We describe 5 FHM families in which we have identified the T666M mutation in exon 16 of the CACNA1A gene on chromosome 19p13. The T666M mutation is by far the most frequent mutation, being found in 19 of 39 probands with a CACNA1A mutation overall. In our cohort of hemiplegic migraine patients, with and without ataxia, the T666M mutation was found in 5 of 33 familial cases. Therefore, we suggest that the T666M mutation is sought first when a CACNA1A gene–related disorder is suspected. If no T666M mutation is detected, the remaining exons can be screened, or linkage analysis to the CACNA1A locus can be performed in the family.

Although all families with the T666M mutation described so far had chronic cerebellar ataxia, members of family 4 were interictally normal. This would be the first T666M family with pure hemiplegic migraine. It adds to previous findings that a strict genotype-phenotype relation in CACNA1A disorders does not exist.17

In family 5,2 patients (III:14 and III:15) did not have hemiparesis during the attacks, so strictly they do not meet the International Headache Society criteria for hemiplegic migraine.1 Patients III:14 and III:15 had episodes of confusion, especially after a period of physical exercise, resembling acute confusional migraine.18 Episodes of acute confusion or psychosis have been described before but always in addition to hemiplegic migraine attacks.19,20 Only recently, at the age of 16 years, patient III:15 started to have attacks with hemiparesis. Acute confusional migraine might have been the first symptoms of the CACNA1A mutation in this patient.
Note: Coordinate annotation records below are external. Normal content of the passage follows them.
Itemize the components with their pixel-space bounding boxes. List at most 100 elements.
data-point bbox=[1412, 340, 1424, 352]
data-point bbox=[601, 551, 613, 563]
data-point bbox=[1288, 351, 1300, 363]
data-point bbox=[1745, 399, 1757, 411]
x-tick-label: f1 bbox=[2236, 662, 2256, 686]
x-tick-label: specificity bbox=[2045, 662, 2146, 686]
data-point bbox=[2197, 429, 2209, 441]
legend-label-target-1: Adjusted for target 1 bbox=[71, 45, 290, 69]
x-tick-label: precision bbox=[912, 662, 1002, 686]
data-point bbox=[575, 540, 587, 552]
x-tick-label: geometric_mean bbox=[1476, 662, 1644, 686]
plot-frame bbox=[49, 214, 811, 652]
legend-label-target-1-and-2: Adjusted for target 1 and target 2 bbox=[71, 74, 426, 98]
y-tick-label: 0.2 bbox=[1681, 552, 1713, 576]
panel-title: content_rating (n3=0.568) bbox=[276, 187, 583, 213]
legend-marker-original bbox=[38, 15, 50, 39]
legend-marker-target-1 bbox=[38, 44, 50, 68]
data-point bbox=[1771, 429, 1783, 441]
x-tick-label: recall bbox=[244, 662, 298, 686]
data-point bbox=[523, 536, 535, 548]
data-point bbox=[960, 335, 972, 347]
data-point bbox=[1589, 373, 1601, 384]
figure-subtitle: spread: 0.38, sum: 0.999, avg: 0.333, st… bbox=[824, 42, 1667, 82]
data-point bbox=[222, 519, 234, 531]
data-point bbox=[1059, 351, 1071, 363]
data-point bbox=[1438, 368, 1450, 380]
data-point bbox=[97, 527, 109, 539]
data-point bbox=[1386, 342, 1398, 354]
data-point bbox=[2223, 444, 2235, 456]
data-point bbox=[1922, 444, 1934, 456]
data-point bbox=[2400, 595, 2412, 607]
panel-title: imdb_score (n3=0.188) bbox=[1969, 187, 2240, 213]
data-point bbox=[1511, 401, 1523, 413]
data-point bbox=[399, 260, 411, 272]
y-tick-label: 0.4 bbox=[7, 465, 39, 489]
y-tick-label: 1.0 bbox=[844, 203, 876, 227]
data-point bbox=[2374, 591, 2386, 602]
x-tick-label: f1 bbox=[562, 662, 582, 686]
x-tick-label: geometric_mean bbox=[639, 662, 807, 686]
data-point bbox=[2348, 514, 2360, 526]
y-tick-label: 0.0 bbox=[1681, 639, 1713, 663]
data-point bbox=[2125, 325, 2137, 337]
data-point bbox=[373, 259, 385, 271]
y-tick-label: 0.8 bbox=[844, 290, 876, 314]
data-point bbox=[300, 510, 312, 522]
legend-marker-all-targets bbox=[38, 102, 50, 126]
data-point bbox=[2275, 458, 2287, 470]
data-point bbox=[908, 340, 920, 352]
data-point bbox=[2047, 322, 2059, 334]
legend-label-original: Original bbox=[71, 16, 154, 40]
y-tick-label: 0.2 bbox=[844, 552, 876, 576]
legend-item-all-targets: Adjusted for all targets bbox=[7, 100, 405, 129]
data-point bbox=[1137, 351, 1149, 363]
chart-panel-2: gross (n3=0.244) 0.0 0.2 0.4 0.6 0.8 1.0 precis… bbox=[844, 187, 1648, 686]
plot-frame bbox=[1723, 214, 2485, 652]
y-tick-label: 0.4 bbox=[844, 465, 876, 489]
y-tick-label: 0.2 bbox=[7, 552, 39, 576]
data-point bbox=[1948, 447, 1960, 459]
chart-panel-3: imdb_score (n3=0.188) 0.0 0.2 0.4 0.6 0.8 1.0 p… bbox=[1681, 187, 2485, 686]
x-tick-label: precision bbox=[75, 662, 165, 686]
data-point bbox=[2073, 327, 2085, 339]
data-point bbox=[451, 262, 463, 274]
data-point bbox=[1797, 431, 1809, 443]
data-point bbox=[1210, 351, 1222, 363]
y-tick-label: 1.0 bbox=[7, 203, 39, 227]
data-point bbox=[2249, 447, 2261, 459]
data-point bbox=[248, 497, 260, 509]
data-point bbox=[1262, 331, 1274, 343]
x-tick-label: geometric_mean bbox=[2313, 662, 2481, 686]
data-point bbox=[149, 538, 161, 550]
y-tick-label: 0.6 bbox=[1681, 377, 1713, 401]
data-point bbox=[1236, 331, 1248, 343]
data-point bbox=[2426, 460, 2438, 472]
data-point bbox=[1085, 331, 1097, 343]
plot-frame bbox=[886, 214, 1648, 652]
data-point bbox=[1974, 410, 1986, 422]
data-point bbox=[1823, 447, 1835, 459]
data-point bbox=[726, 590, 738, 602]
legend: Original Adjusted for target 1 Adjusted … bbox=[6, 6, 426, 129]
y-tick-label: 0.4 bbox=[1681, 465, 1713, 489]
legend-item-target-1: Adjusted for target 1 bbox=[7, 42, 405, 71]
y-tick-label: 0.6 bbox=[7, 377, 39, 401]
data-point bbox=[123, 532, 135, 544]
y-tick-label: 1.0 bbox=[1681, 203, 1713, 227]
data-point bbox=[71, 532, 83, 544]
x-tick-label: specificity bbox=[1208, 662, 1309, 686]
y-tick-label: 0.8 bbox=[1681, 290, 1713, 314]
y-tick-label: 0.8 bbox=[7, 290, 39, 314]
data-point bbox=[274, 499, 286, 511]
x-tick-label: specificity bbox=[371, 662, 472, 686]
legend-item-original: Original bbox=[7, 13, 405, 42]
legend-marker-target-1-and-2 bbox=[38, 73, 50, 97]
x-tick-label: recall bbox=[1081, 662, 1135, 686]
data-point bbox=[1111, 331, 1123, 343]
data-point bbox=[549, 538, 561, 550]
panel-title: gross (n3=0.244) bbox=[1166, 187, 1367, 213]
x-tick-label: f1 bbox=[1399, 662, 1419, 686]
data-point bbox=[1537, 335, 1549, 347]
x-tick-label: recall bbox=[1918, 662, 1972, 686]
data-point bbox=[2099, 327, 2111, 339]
In a recent analysis of 28 families with FHM, 6 persons had had 10 attacks with severe coma. The index case of family 4 had severe attacks with pyrexia and coma that lasted up to a week. In family 2, 6 members had, in addition to hemiplegic attacks, sporadic severe attacks with coma and meningitic signs. Patients with a T666M mutation were characterized by the highest frequency of severe attacks with coma or confusion (50% of mutation carriers).11 Other mutations in the CACNA1A gene have been described to be associated with coma during FHM attacks as well.5,7,2123 Fitzsimons and Wolfenden24 described a family in which members had recurrent attacks with hemiplegic migraine and severe coma. Recently, an S218L mutation in the CACNA1A gene was identified in this family.10

In the family with the S218L mutation, several affected members were considered to be intellectually slow compared with their unaffected siblings; one patient was mentally retarded before the onset of the attacks. Cognitive impairment is a symptom not often associated with FHM. Remarkably, in family 2, 3 members who carried the mutation showed progressive cognitive decline after normal early development. In another FHM family, without proven CACNA1A mutation, 3 of 4 patients showed permanent mild cognitive impairment following the onset of the FHM attacks.25 Lastly, Vahedi et al22 described a patient with hemiplegic migraine with no other affected family members with developmental delay and severe mental retardation who had a de novo Y1385C mutation in the CACNA1A gene. Cognitive dysfunction is also observed in episodic ataxia type 2 (EA-2), another disorder caused by CACNA1A mutations.4 Cognitive symptoms in EA-2 range from marked learning difficulties at school to major mental retardation requiring a specialized institution.26 It is unclear whether cognitive impairment can be assigned to damage during attacks of FHM or EA-2 or to a process of progressive neuronal damage. In family 2, it was suggested that the cognitive decline was stepwise, worsening after each attack.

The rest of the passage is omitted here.